This kind of problem can be classified as a clustering problem. But what is clustering? Clustering or cluster analysis is the task of grouping a set of data into a selection of homogeneous or similar items. The concept of homogeneous or similar is defined in such way. So to solve this kind of problems is necessary:

  • Define the “resemblance” measure between elements (concept of similarity)
  • Find out if the subset of elements that are “similar”, in according to the measure chosen

The algorithm determines which elements form a cluster and what degrees of similarity unites them within a cluster. Refers to my previous post, clustering is a problem that can be solved with algorithms that belong to unsupervised methods, because the algorithm doesn’t know any kind of information about structure and characteristics of the clusters.

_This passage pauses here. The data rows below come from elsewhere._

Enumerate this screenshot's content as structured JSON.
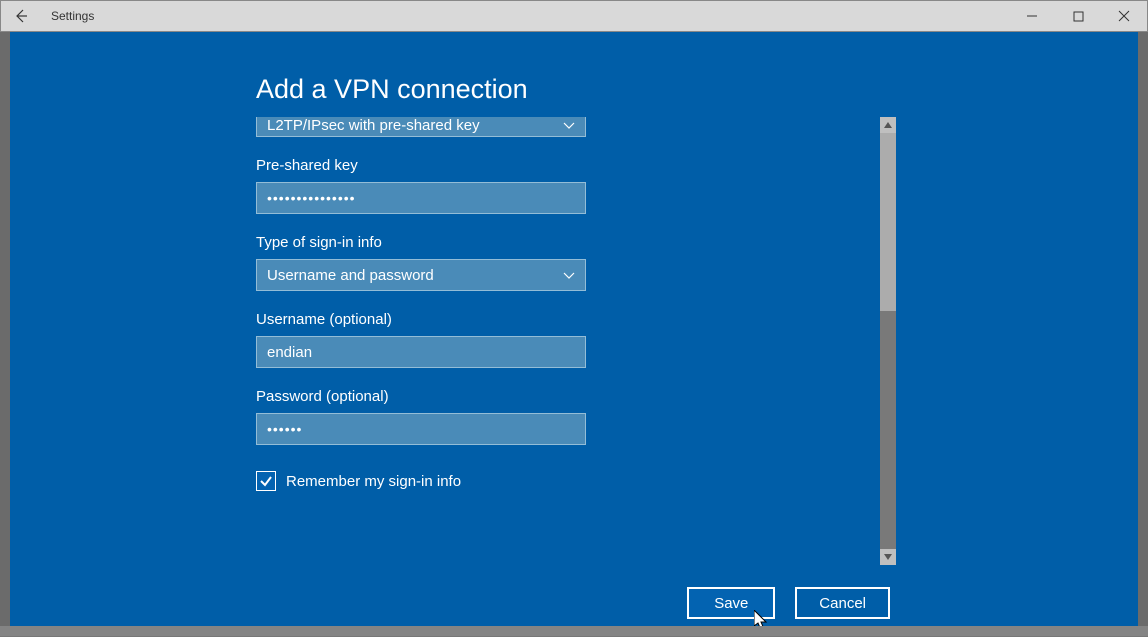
{
  "window": {
    "title": "Settings"
  },
  "dialog": {
    "heading": "Add a VPN connection",
    "vpn_type": {
      "value": "L2TP/IPsec with pre-shared key"
    },
    "psk": {
      "label": "Pre-shared key",
      "value": "•••••••••••••••"
    },
    "signin_type": {
      "label": "Type of sign-in info",
      "value": "Username and password"
    },
    "username": {
      "label": "Username (optional)",
      "value": "endian"
    },
    "password": {
      "label": "Password (optional)",
      "value": "••••••"
    },
    "remember": {
      "label": "Remember my sign-in info",
      "checked": true
    },
    "save_label": "Save",
    "cancel_label": "Cancel"
  }
}
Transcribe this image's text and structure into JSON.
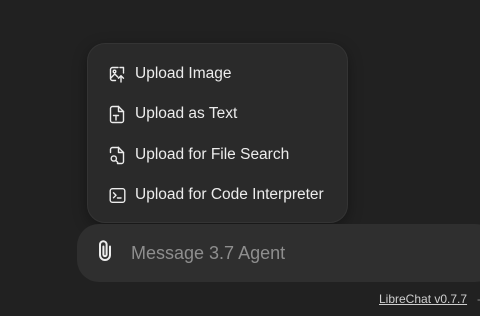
{
  "attach_menu": {
    "items": [
      {
        "label": "Upload Image",
        "icon": "image-upload-icon"
      },
      {
        "label": "Upload as Text",
        "icon": "file-text-icon"
      },
      {
        "label": "Upload for File Search",
        "icon": "file-search-icon"
      },
      {
        "label": "Upload for Code Interpreter",
        "icon": "terminal-icon"
      }
    ]
  },
  "composer": {
    "placeholder": "Message 3.7 Agent",
    "attach_icon": "paperclip-icon"
  },
  "footer": {
    "version_link": "LibreChat v0.7.7"
  },
  "colors": {
    "background": "#212121",
    "menu_background": "#2a2a2a",
    "composer_background": "#2f2f2f",
    "text": "#ececec",
    "placeholder": "#8e8e8e"
  }
}
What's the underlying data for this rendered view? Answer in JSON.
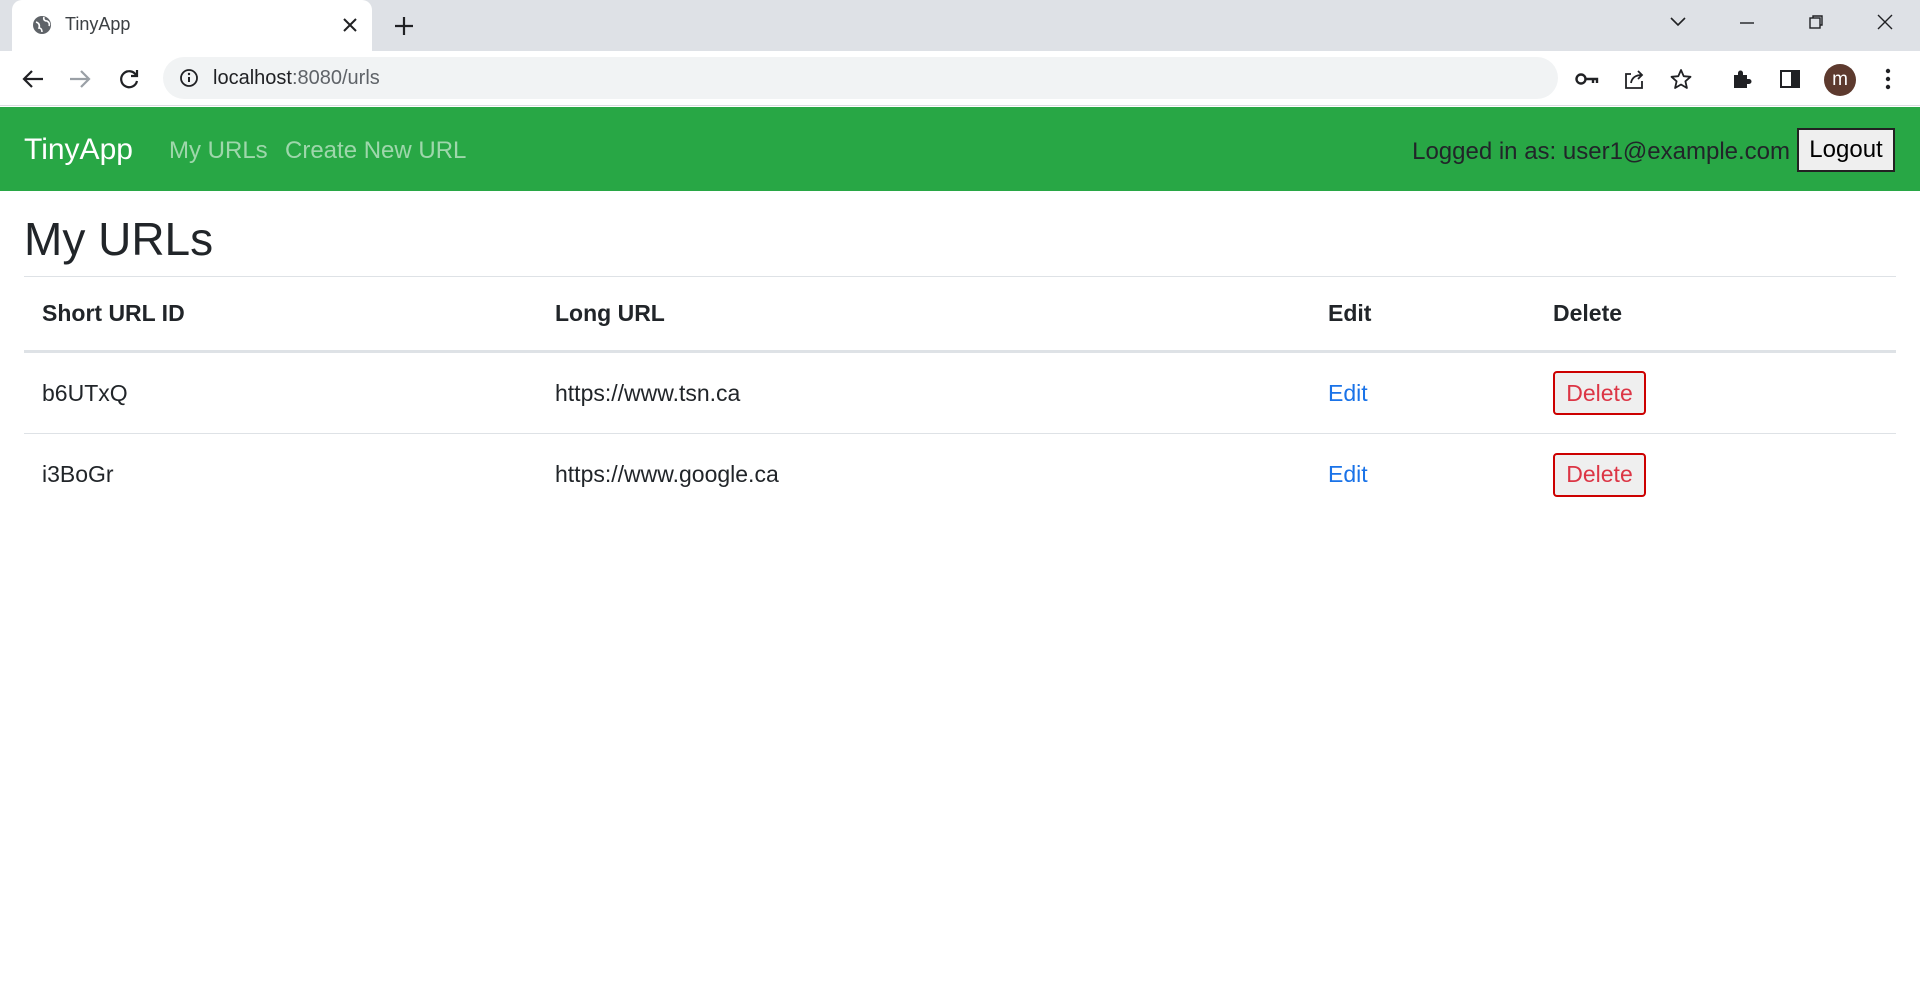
{
  "browser": {
    "tab_title": "TinyApp",
    "url_host": "localhost",
    "url_path": ":8080/urls",
    "avatar_letter": "m",
    "icons": [
      "globe-icon",
      "close-icon",
      "plus-icon",
      "chevron-down-icon",
      "minimize-icon",
      "restore-icon",
      "window-close-icon",
      "back-icon",
      "forward-icon",
      "reload-icon",
      "info-icon",
      "key-icon",
      "share-icon",
      "star-icon",
      "puzzle-icon",
      "sidepanel-icon",
      "kebab-menu-icon"
    ]
  },
  "navbar": {
    "brand": "TinyApp",
    "links": [
      "My URLs",
      "Create New URL"
    ],
    "logged_in_text": "Logged in as: user1@example.com",
    "logout_label": "Logout",
    "background_color": "#28a745"
  },
  "main": {
    "title": "My URLs",
    "table": {
      "headers": [
        "Short URL ID",
        "Long URL",
        "Edit",
        "Delete"
      ],
      "rows": [
        {
          "short_id": "b6UTxQ",
          "long_url": "https://www.tsn.ca",
          "edit_label": "Edit",
          "delete_label": "Delete"
        },
        {
          "short_id": "i3BoGr",
          "long_url": "https://www.google.ca",
          "edit_label": "Edit",
          "delete_label": "Delete"
        }
      ]
    }
  }
}
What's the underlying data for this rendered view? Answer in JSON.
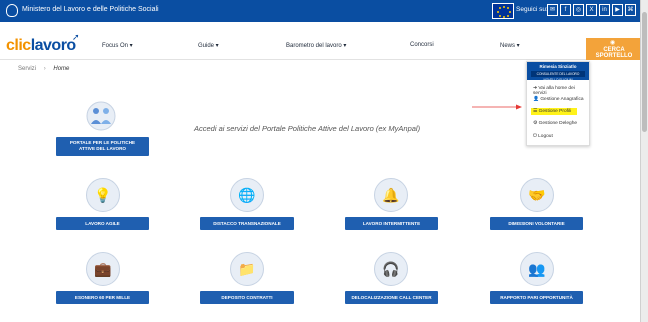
{
  "header": {
    "ministry": "Ministero del Lavoro e delle Politiche Sociali",
    "follow_label": "Seguici su:",
    "social": [
      "✉",
      "f",
      "◎",
      "X",
      "in",
      "▶",
      "⌘"
    ]
  },
  "nav": {
    "logo_part1": "clic",
    "logo_part2": "lavoro",
    "items": [
      "Focus On ▾",
      "Guide ▾",
      "Barometro del lavoro ▾",
      "Concorsi",
      "News ▾"
    ],
    "cerca": "CERCA SPORTELLO"
  },
  "breadcrumb": {
    "root": "Servizi",
    "current": "Home"
  },
  "user_menu": {
    "name": "Rimesia Sinziatlo",
    "role": "CONSULENTE DEL LAVORO NOVELLO ELIGIUM",
    "items": [
      "Vai alla home dei servizi",
      "Gestione Anagrafica",
      "Gestione Profili",
      "Gestione Deleghe",
      "Logout"
    ]
  },
  "intro": "Accedi ai servizi del Portale Politiche Attive del Lavoro (ex MyAnpal)",
  "services": {
    "portale_line1": "PORTALE PER LE POLITICHE",
    "portale_line2": "ATTIVE DEL LAVORO",
    "row1": [
      "LAVORO AGILE",
      "DISTACCO TRANSNAZIONALE",
      "LAVORO INTERMITTENTE",
      "DIMISSIONI VOLONTARIE"
    ],
    "row2": [
      "ESONERO 60 PER MILLE",
      "DEPOSITO CONTRATTI",
      "DELOCALIZZAZIONE CALL CENTER",
      "RAPPORTO PARI OPPORTUNITÀ"
    ]
  },
  "colors": {
    "primary": "#0a4ea2",
    "button": "#1f5fb0",
    "accent": "#f39200",
    "highlight": "#fff21a"
  }
}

In particular, for this problem I’ll use the k-means algorithm: k-means is an algorithm that finds k groups (where k is defined) on a given dataset. Each group is described by a centroid that represents the “center” of each cluster. The concept of center is always referred to the concept of distance that we have chosen for the specific problem.

For our problem, the concept of distance is simple, because is the real distance between two points defined by a latitude and a longitude. For this reason, can’t be used the euclidean distance but is necessary to introduce the spherical law of cosine to compute the correct distance from to geographical points.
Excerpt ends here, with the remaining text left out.